With all the weight that I have gained over the years, I only went up literally 2 pant sizes. In my teen years and early twenties I was a size 12. At size 12 I was fit and in my best shape but I was a 12 because of my wide hips, but I would have to wear a belt or take in my waist because I had a smaller waist. Sometimes I had to take in my legs too but a 12 would fit my hips. In my late twenties I was a size 14 and I wouldn't mind being at that size again- 14s also were loose in my aist. In my thirties I was a size 16 and my waist started filling in as I finally gained weight in my stomach and waist. In my fourties I have been a size 18. And most recently I had to go up to a 20 but I lost six pounds now and the 20s are starting to fall off my body, literally. Thank goodness for that but in no time at all I will be back to a straight 18 with my jeans and I am already back at an 18 with my work pants. My final goal will be just to get back to a 14 eventually. I'd love to say a size 12 but that would just be icing on the cake.
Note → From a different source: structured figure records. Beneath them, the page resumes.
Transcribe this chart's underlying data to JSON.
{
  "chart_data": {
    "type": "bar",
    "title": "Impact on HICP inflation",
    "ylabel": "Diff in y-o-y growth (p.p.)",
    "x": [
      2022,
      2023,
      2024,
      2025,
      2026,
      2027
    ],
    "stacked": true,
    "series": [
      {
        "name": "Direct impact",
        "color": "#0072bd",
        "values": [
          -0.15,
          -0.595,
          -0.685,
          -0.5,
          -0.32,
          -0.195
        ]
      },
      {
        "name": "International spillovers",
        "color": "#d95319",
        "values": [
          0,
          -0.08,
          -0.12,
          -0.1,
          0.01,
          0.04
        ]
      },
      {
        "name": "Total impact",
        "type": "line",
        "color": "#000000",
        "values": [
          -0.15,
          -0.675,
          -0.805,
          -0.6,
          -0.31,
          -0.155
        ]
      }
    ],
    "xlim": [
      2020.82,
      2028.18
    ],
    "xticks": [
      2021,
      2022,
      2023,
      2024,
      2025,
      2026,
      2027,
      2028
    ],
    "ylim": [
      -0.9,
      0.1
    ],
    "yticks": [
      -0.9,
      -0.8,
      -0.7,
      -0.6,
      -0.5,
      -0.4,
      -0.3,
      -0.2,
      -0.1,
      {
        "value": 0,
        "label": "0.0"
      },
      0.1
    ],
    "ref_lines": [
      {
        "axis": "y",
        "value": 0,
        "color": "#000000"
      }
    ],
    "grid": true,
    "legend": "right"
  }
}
I have felt such a deep sense of shame about it that it also made me just go into complete denial and not even try to lose weight. It's hard for anyone to imagine that, I suppose, but it's true. And it is what it is. I haven't gone to the doctor in a year and a half because I don't want to be weighed. I keep saying to myself that I will go the doctor when I am in the 280s. But I finally just accepted that it is what it is and that I can't lose it if I don't come to terms with it. Now that I have said it, I feel like something has to be done. It's embarrassing to be transparent about it but I feel like I can't get better if I don't accept it and admit it.
I created this blog because I originally wanted to get to a certain weight and take myself to Hawaii with my girlfriends. It was 120 pounds that I wanted to lose. I know I have more to lose but I'm still taking myself to Hawaii when I hit the 120 pounds mark. It feels so depressing and like it's going to take forever to get there. I am so scared that I am going to have ugly hanging skin. But I also know that if I don't do something now that it is just going to get worse and worse, because that's the trend that has been happening.
I was at 311 pounds. As of today I am at 306, and probably less because I weighed myself later in the day. The next thing you know I will be under 300. I can do this! In the back of my head I don't even believe it but maybe if I blog about it enough and tell myself that enough, then it'll happen. IT WILL HAPPEN!